Sci-Fi Stories Imagine Future of Changing Water Cycle

Human activities are changing how water moves between the Earth and atmosphere in complex ways that will likely have long-lasting effects that are hard to picture.

Land use changes are altering where clouds form and how rain and snow fall. At the same time, weather modification activities like cloud seeding are shifting how nations plan for water usage with climate change. These and other shifts to the planet’s atmospheric water cycle were once unimaginable but are increasingly part of modern water management on Earth.

Patrick Keys is an assistant professor at Colorado State University who studies climate and societal changes. He has researched these types of issues for years and realized there was a gap in understanding – not just among the public but also water scientists – about the lasting impacts of these changes.

To better grasp how those activities could shape the future, he gathered water scientists from around the world to write story-based scenarios imagining the possible futures humanity may face but can’t quite comprehend yet. The results were recently published in the journal Global Sustainability as a creative way to understand atmospheric water research with an eye towards potential economic and policy issues on the horizon.

The work features striking artist-made images paired with traditional science fiction stories as well as alternative formats like first-person journal entries. Keys said the package offers a grounded-in-science path to build shared understanding of future water management activities and problems.

“Stories are everywhere and are an integral part of human life,” he said. “They tell you something different from a graph in a research paper. They allow you to explore how people may feel or react to these kinds of changes. This kind of work provides agency for people and an opportunity to consider these changes no matter their background or level of understanding.”

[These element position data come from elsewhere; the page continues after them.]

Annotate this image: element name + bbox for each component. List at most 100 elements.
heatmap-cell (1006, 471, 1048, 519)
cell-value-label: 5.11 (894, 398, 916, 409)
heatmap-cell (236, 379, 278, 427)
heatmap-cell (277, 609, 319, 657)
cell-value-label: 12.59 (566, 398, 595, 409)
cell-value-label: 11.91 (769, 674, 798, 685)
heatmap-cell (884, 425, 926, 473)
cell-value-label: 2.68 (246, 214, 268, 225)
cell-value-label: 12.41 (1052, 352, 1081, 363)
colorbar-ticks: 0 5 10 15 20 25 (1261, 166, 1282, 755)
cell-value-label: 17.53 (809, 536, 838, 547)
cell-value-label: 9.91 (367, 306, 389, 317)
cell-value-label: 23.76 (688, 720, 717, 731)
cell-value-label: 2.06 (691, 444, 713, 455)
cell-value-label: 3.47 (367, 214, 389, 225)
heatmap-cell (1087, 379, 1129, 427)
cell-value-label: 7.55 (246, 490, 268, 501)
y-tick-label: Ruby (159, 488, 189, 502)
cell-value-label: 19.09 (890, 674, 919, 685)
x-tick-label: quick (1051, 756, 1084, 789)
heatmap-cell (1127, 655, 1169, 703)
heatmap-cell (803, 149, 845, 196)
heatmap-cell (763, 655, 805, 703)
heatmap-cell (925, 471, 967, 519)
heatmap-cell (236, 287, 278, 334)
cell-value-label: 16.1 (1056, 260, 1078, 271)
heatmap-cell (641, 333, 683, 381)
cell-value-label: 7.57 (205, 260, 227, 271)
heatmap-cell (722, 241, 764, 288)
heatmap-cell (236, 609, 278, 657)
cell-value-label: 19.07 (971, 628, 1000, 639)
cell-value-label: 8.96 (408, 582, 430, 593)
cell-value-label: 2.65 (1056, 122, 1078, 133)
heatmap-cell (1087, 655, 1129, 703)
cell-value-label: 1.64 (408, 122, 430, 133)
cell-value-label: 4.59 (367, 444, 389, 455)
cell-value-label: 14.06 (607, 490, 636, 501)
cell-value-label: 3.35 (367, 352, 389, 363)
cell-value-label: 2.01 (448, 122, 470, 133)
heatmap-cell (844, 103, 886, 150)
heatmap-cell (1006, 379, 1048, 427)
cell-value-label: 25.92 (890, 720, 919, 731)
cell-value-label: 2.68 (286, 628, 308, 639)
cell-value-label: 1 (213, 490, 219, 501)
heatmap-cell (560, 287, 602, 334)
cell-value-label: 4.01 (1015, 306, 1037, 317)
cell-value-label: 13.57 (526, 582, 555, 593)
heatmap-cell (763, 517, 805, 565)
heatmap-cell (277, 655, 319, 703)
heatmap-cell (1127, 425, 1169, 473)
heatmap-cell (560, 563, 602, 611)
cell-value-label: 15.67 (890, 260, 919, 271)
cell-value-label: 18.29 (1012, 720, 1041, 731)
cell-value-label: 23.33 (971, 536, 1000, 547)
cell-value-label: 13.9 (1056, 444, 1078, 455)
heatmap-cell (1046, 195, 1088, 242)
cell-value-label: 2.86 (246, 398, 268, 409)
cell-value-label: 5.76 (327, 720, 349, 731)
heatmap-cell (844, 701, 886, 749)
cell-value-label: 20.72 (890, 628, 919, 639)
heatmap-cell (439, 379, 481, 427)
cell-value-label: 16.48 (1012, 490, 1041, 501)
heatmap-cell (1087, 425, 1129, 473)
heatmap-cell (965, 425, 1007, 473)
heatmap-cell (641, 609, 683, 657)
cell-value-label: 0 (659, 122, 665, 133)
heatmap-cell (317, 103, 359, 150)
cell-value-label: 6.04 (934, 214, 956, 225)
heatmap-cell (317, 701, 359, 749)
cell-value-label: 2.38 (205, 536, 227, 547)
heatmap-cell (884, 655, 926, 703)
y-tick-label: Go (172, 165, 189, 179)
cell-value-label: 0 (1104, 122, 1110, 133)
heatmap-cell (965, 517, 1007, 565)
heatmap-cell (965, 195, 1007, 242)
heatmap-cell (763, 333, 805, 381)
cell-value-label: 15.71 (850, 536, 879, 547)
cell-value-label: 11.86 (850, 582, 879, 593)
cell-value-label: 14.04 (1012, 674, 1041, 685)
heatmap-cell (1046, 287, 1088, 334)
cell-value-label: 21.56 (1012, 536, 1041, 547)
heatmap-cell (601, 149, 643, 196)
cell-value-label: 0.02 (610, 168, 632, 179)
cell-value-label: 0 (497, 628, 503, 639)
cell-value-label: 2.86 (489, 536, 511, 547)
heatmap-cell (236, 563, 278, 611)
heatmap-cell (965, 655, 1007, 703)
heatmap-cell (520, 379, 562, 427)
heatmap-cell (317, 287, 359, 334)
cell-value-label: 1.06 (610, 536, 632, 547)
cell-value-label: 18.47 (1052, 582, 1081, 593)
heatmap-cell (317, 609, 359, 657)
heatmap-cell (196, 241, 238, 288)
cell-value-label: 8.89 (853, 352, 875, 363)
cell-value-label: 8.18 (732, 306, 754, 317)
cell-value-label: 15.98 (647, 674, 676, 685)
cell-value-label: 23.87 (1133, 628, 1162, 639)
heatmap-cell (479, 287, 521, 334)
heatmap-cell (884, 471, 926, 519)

The research had three phases, according to Keys. First, he used text analysis to find recurring themes in journal abstracts about the current atmospheric water cycle research state. He then sorted the data – identifying clusters of recurring terms related to economic principles – to better describe how humans and institutions may interact with the atmospheric water cycle in the future, such as how countries could act to protect water resources or leverage advantages to access this crucial natural resource.

It’s those future relationships and interactions with atmospheric water that Keys wanted to explore through science fiction storytelling in the third phase.

“I think we have a sense that some futures are more likely than others, but we need to realize that to adequately cover the possible trajectories our world could head toward, models alone may not cut it,” he said. “Especially when we are talking about things that are hard to quantify, like culture or perception, that may wind up playing a large part in the actual outcomes.”

To create the narratives, Keys hosted workshops with interdisciplinary water experts walking them through ‘futures thinking.’ The diverse experts were not separated by field during the exercise to spur more creativity. In the end, 10 story-based scenarios were developed and included in the paper. Keys also worked with an artist over a year to create the accompanying imagery.

“These scenarios have an ability to raise interesting questions about policy, regulation and enforcement – what those all may look like,” Keys said. “This approach can also help us recognize some of the aspects we may not be paying attention to and make better sense of it all.”

Keys is now using similar approaches for another project with the Colorado Water Center. He said one goal with both projects was to spark conversations around the changing water cycle at a key global moment for action.

The research involved partners from the University of California campuses in Davis and Los Angeles, the Stockholm Resilience Centre, and the Potsdam Institute for Climate Impact Research. It was supported by Keys’ home department of Atmospheric Science in Colorado State’s Walter Scott, Jr. College of Engineering as well as a postdoctoral researcher from CSU’s natural resources department.